Lloyd Harris, who works at Creighton Mine, said he was told to "go home and the supervisor will call you ... I don't know, [I] guess it's time to go home and reflect."

Miner's name released

Police have released the name of the miner killed on the job at Coleman Mine on Sunday.

Stephen Perry, 47, was fatally injured on the 4,200-foot level. He was pronounced dead at the surface.

The Greater Sudbury Police and the Ministry of Labour are investigating.

Harris has been a miner for four decades and said fatal accidents always weigh heavily on people. He said he believes worker morale was already low at Vale — and this fatal accident just makes it worse.

"[It] just adds to … the frustrations that the guys are going through," he said.

Homer Seguin, a former union leader and a champion of worker safety, said the three fatalities in Sudbury in the past year feel like a step backwards.

"It's like going back to the old days when we were having somebody killed every month,’ he recalled.

Xstrata, another local mining company, also had a work stoppage in November 2011, after a series of minor injuries at its two Sudbury mines.

Richard Paquin, CAW Local 598 president

CAW Local 598 president Richard Paquin said miners were upset about that stoppage at first, as they felt the company was blaming them for the accidents. But he added it worked out in the end.

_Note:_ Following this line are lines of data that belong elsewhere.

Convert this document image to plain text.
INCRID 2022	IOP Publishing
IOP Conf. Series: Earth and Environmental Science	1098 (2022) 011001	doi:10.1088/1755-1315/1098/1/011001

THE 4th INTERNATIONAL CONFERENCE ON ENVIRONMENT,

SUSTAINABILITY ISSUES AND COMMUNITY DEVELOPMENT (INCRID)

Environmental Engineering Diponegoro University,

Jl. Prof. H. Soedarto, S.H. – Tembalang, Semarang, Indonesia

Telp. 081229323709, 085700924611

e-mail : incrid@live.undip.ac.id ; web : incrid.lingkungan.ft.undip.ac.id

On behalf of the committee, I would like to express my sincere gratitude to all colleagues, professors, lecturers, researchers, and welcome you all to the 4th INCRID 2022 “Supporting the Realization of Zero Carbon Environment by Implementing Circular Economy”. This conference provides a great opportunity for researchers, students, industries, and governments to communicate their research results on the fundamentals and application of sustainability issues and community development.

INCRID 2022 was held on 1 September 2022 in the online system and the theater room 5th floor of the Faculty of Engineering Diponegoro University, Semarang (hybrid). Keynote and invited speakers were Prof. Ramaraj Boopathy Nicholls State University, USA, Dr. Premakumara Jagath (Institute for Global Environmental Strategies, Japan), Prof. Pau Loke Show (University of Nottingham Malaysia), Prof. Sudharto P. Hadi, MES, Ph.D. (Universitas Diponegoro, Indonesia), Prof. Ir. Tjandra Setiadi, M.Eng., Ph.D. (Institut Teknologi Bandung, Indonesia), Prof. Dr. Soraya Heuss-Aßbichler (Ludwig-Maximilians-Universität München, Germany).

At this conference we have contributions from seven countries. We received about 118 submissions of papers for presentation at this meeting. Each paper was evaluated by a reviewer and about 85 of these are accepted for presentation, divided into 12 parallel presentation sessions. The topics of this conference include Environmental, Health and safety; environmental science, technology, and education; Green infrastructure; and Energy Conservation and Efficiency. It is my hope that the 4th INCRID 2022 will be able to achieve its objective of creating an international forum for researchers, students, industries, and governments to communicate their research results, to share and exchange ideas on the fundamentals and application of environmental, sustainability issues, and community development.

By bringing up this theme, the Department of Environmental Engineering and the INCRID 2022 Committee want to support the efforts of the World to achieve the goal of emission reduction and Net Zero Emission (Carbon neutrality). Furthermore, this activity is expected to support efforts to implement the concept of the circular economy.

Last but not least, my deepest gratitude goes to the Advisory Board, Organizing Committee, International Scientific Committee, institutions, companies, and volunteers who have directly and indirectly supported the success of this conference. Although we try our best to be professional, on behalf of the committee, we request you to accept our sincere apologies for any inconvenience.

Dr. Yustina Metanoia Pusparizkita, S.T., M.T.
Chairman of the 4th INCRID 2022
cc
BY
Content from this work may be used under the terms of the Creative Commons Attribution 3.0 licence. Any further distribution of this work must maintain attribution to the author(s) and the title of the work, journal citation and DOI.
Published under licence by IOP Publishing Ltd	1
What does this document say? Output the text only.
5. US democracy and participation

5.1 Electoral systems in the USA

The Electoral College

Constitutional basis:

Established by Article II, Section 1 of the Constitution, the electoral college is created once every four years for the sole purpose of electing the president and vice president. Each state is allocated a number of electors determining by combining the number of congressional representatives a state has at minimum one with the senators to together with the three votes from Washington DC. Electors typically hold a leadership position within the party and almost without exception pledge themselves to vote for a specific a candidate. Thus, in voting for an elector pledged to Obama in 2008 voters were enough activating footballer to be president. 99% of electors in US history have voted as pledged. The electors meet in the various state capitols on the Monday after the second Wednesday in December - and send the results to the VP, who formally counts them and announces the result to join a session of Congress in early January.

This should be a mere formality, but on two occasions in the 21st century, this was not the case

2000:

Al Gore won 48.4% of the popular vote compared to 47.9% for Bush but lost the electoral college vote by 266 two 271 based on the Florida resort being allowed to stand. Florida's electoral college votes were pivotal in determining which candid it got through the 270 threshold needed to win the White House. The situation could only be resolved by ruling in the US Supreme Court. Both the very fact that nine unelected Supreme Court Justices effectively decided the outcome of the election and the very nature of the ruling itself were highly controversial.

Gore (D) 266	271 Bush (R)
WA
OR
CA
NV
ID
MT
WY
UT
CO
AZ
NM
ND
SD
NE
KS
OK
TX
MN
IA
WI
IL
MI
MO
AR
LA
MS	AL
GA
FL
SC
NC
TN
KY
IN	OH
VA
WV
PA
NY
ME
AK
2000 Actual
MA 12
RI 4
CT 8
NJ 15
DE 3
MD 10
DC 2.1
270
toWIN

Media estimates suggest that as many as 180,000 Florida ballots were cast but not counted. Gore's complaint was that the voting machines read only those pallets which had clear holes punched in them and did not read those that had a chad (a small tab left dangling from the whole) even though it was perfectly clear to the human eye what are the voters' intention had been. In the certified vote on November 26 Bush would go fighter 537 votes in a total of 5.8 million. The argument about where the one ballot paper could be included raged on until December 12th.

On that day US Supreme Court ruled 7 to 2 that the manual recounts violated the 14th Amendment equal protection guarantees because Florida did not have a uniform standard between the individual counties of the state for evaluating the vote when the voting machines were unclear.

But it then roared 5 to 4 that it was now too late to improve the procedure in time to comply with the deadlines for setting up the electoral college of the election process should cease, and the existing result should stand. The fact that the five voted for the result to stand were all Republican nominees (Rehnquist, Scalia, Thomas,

Paquin noted that, if there are morale problems at Vale, the pause may go a long way to keeping miners safe.

"When people's morale is down — for whatever reason — you're not 100 per cent concentrated on safety, because you're always watching over your back," he said.

Vale said how long its mines will sit quiet depends on whether any immediate action needs to be taken following the third fatal accident in Sudbury in the past eight months.